Mas meus olhos amadores e descompromissados também
enxergam além da tinta, do suporte, da moldura. O frio, o medo, o abandono, está
tudo ali, nas cores pálidas, nas formas angulosas. Os pés do homem à frente se
prendem à terra, firme e, talvez, salvadora. Mas também se encrespam, como se
não soubessem para onde ir, onde buscar refúgio. Uma cena que me comoveu
profundamente, mais do que eu poderia supor.
A imagem que marcou nossa semana neste começo de
setembro – imagem tão insuportável que, ao vê-la pela primeira vez, duvidei que
fosse algo real – me trouxe à lembrança aquela obra. Não faço ideia do que levou Arteta a pintar
esses homens, perdidos em algum lugar, 80 anos atrás.
Os deslocamentos migratórios acompanham os homens
desde seu aparecimento, como tal, neste planeta. Forçados por condições
climáticas, guerras, disputas, ameaças de predadores, ou em busca de algo novo,
de natureza material ou não. Hoje, a mídia nos diz que desde a 2ª Guerra não
havia um fluxo tão intenso como agora. São milhares de pessoas buscando uma
terra onde firmar os pés, pousar a cabeça, plantar seus sonhos.
Não se deve julgar a História, já disse alguém,
sabiamente. Há tantos tons entre o preto e o branco, entre as verdades, razões
e versões de cada um... e cada tempo histórico tem suas particularidades. Mas
não julgar não significa ignorar.
O corpo do pequeno Aylan não é o único a chegar às
praias do Mediterrâneo, nessa odisséia insana que testemunhamos virtualmente. Mas
encarna aquele momento onde se atinge o limite do suportável, o inadmissível, o
que nos faz pensar que a experiência da espécie humana sobre a Terra fracassou.

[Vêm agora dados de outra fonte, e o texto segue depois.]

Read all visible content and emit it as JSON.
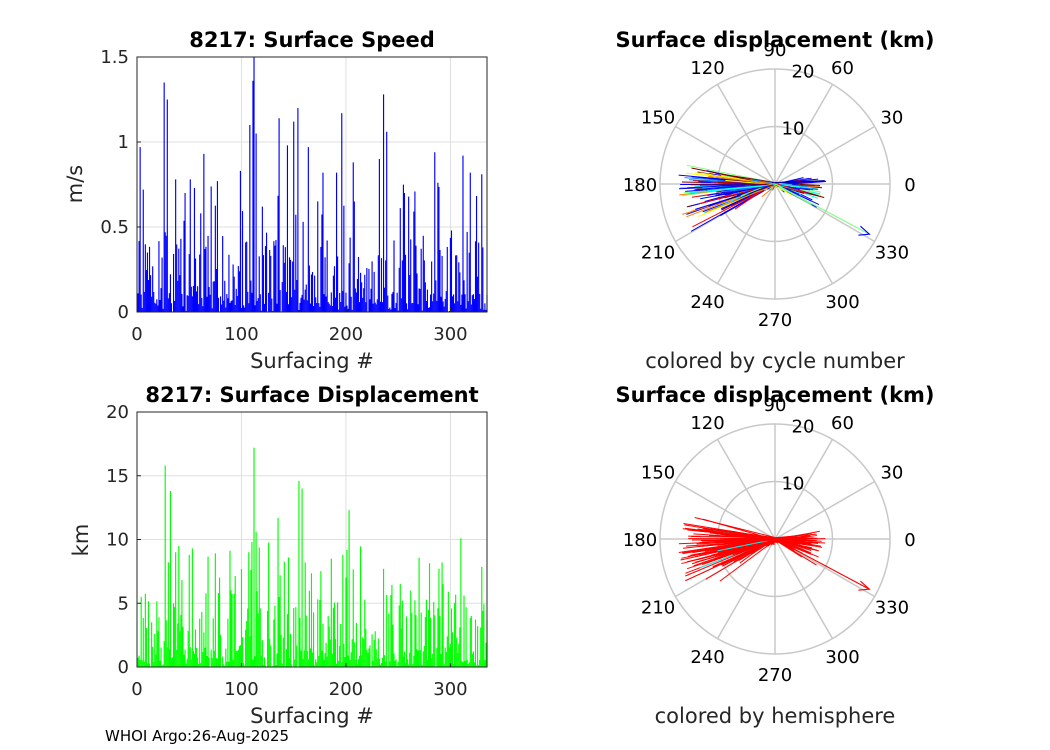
{
  "footer": {
    "credit": "WHOI Argo:26-Aug-2025"
  },
  "chart_data": [
    {
      "type": "bar",
      "title": "8217: Surface Speed",
      "xlabel": "Surfacing #",
      "ylabel": "m/s",
      "xlim": [
        0,
        335
      ],
      "ylim": [
        0,
        1.5
      ],
      "xticks": [
        "0",
        "100",
        "200",
        "300"
      ],
      "yticks": [
        "0",
        "0.5",
        "1",
        "1.5"
      ],
      "color": "#0000ff",
      "grid": true
    },
    {
      "type": "bar",
      "title": "8217: Surface Displacement",
      "xlabel": "Surfacing #",
      "ylabel": "km",
      "xlim": [
        0,
        335
      ],
      "ylim": [
        0,
        20
      ],
      "xticks": [
        "0",
        "100",
        "200",
        "300"
      ],
      "yticks": [
        "0",
        "5",
        "10",
        "15",
        "20"
      ],
      "color": "#00ff00",
      "grid": true
    },
    {
      "type": "polar",
      "title": "Surface displacement (km)",
      "xlabel": "colored by cycle number",
      "rlim": [
        0,
        20
      ],
      "rticks": [
        "10",
        "20"
      ],
      "angle_ticks": [
        "0",
        "30",
        "60",
        "90",
        "120",
        "150",
        "180",
        "210",
        "240",
        "270",
        "300",
        "330"
      ],
      "colormap": [
        "#00008f",
        "#0000ff",
        "#0080ff",
        "#00ffff",
        "#80ff80",
        "#ffff00",
        "#ff8000",
        "#ff0000",
        "#800000"
      ]
    },
    {
      "type": "polar",
      "title": "Surface displacement (km)",
      "xlabel": "colored by hemisphere",
      "rlim": [
        0,
        20
      ],
      "rticks": [
        "10",
        "20"
      ],
      "angle_ticks": [
        "0",
        "30",
        "60",
        "90",
        "120",
        "150",
        "180",
        "210",
        "240",
        "270",
        "300",
        "330"
      ],
      "colors": {
        "main": "#ff0000",
        "secondary": "#00ffff"
      }
    }
  ]
}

O homem que carrega o menino tem o corpo curvado, como se levasse nos braços um
peso imenso, muito maior do que os poucos quilos de uma criança, quase bebê. Que
sentimentos terão atravessado aquele homem? Dor, pena, indiferença? Não sei e
não tento adivinhar. Ele também me comove.
O frio, o medo, o abandono. A camisa vermelha da
criança síria parece gritar que, ou mudamos de rumo, ou seremos todos
náufragos, num mar de cegueira, insensatez, falta de compaixão.Fico pensando o que e como pintaria o artista
espanhol, hoje, sob o título de “Náufragos”.